Many boxers go to camps and train in solitude to prepare for their fights, but Lopez is always around the house. He manages to get his work and his rest in as well as serving as Dad and, more than occasionally, the playful big brother.
"I just feel good when they're around," said Lopez, who is 27-0 with 24 knockouts and is ranked 10th in the Yahoo! Sports pound-for-pound ratings. "When I see them, it reminds me why I'm working so hard: It's for them. Every time I see them, I know I need to keep working hard and when I'm at the gym, I know I do what I do because it's going to benefit them in the long run."
Lopez has been groomed as a star from his early days as a professional. He's known little adversity through most of his career, blowing through competition easily, overpowering them early in most fights.
He was dominating Rogers Mtagwa in his last outing when he seemed to hit the wall. All of a sudden, Lopez began to fade as the 11th round started. In the 12th, Mtagwa hurt Lopez, who spent much of the round reeling around the ropes, looking as if he were about to pass out.
The fight likely would have been stopped had it been with a lesser-profile fighter. Referee Eddie Cotton gave him every benefit of the doubt and he managed to hang on, barely.
"I got a little crazy with what I was doing and that night, I didn't stick to the game plan," Lopez said of his Oct. 10 win over Mtagwa. "I got a little rushed and I went after it when I should have taken my time with the fight. That's what happened. I had a hard time making the weight and those last two pounds [I had to lose], I started feeling them at the end of the fight."

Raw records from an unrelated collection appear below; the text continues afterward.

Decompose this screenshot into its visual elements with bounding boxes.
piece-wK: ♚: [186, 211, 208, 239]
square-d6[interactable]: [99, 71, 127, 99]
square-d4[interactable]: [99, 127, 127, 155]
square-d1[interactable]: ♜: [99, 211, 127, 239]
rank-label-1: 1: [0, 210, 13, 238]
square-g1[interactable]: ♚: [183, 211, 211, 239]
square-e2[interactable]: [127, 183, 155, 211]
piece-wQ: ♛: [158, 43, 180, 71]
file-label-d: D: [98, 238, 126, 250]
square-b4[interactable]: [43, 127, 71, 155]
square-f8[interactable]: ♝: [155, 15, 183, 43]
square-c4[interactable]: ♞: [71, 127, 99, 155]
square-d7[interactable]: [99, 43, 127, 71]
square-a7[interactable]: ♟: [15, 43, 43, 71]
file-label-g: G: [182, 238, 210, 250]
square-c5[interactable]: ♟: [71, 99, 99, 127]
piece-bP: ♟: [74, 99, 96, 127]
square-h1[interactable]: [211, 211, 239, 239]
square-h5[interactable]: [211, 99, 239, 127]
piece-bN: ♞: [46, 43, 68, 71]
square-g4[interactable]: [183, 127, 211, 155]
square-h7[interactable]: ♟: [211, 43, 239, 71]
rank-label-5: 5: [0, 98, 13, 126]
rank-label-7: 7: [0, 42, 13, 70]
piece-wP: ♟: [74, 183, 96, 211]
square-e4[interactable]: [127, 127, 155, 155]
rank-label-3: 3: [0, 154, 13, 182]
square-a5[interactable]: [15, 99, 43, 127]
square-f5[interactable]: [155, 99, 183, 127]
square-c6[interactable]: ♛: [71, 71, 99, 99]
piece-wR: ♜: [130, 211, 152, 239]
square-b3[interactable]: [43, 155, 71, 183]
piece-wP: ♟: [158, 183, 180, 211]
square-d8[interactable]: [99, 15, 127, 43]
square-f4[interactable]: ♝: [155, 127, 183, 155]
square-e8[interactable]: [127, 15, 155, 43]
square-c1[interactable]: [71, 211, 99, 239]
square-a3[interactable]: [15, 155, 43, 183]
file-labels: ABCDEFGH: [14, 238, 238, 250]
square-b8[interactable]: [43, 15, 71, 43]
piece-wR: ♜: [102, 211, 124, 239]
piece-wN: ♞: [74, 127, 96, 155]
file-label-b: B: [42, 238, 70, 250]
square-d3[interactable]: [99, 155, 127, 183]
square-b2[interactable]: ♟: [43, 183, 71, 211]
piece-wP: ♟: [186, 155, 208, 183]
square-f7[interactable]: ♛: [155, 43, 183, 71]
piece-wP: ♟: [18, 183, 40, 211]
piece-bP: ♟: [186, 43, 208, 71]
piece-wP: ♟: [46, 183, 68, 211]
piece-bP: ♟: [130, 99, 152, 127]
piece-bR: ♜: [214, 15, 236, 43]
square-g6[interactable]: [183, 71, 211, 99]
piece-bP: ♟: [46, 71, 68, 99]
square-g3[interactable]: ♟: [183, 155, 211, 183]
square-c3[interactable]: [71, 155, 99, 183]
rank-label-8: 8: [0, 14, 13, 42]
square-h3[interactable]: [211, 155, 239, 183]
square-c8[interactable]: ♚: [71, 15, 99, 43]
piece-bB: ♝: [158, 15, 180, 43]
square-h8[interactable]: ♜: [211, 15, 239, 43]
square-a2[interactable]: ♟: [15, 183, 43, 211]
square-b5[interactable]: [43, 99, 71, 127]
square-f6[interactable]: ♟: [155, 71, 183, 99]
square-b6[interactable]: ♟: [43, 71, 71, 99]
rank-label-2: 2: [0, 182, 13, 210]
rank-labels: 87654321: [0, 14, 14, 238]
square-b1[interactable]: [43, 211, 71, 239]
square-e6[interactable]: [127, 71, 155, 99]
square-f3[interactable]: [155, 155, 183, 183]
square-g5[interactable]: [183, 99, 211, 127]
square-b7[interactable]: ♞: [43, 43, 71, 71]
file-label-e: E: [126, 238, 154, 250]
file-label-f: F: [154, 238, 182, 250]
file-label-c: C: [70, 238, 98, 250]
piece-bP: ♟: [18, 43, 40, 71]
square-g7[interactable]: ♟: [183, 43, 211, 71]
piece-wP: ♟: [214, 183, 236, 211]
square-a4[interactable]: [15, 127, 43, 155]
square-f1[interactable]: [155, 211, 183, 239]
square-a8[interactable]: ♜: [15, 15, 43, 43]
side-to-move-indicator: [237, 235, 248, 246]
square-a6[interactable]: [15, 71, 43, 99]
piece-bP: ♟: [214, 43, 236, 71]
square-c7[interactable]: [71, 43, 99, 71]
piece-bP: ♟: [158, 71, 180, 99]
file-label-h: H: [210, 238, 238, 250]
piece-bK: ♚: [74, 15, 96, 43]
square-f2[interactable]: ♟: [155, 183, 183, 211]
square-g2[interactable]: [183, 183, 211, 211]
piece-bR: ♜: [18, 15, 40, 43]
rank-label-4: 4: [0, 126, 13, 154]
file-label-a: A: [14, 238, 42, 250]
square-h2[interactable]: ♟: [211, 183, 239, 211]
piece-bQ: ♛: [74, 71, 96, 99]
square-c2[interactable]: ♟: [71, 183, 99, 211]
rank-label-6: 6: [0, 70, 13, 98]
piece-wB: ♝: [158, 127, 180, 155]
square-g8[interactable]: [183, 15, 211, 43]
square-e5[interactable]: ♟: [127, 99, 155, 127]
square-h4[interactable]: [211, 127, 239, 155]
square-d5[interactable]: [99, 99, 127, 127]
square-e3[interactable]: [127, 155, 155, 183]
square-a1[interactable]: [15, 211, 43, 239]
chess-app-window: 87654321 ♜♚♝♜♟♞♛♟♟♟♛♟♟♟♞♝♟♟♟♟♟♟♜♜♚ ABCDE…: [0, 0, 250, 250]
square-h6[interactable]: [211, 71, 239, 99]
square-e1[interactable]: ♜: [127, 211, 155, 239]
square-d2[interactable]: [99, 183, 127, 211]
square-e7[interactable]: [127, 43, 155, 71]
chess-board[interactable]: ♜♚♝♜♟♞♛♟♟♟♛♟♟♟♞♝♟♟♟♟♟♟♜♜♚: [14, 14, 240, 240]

Lopez said even though he was staggering around the ring for much of the 12th round, he was aware of his surroundings and was able to keep checking the clock.
Russell Peltz, Mtagwa's Hall of Fame promoter, said the last three minutes seemed to go by extremely quickly. For Lopez, who was trying to survive and retain his title and his unbeaten record, the final 180 seconds seemed to take an eternity to tick off.
"I was aware, but I was not feeling well," Lopez said of the 12th round. "I was dizzy and I was a little buzzed about the fight. But I was conscious enough to see the clock. I kept looking at the clock to see where it was going to go. I kept waiting for it to go down.
"I was conscious and I knew what was going on. I knew I had to stay on the ropes and not fall down and throw some punches so they wouldn't stop the fight."
Luevano clearly noticed the finish of that fight and is going to look to extend the fight to test Lopez's conditioning.
Lopez, though, doesn't expect to have any problems. He's comfortable as a featherweight and is ready to fight 36 minutes if need be. And he's also completely respectful of Luevano's talents and knows he's in for a dogfight.
"I'm aware of what he is and I'm in no hurry to beat him and it might take the whole fight," Lopez said. "And I know that if I do knock him out, it might be real late. I'm very aware of how good he is. I'm not caught up in being the favorite and everything. I know it's going to be a hard fight."
But if he needs any extra motivation during the bout, he'll only need to glance over toward ringside where his wife, two children and three stepchildren will be.
"I do this to make a better life for them and that's a great way to motivate yourself," he said. "It makes it easier to keep going."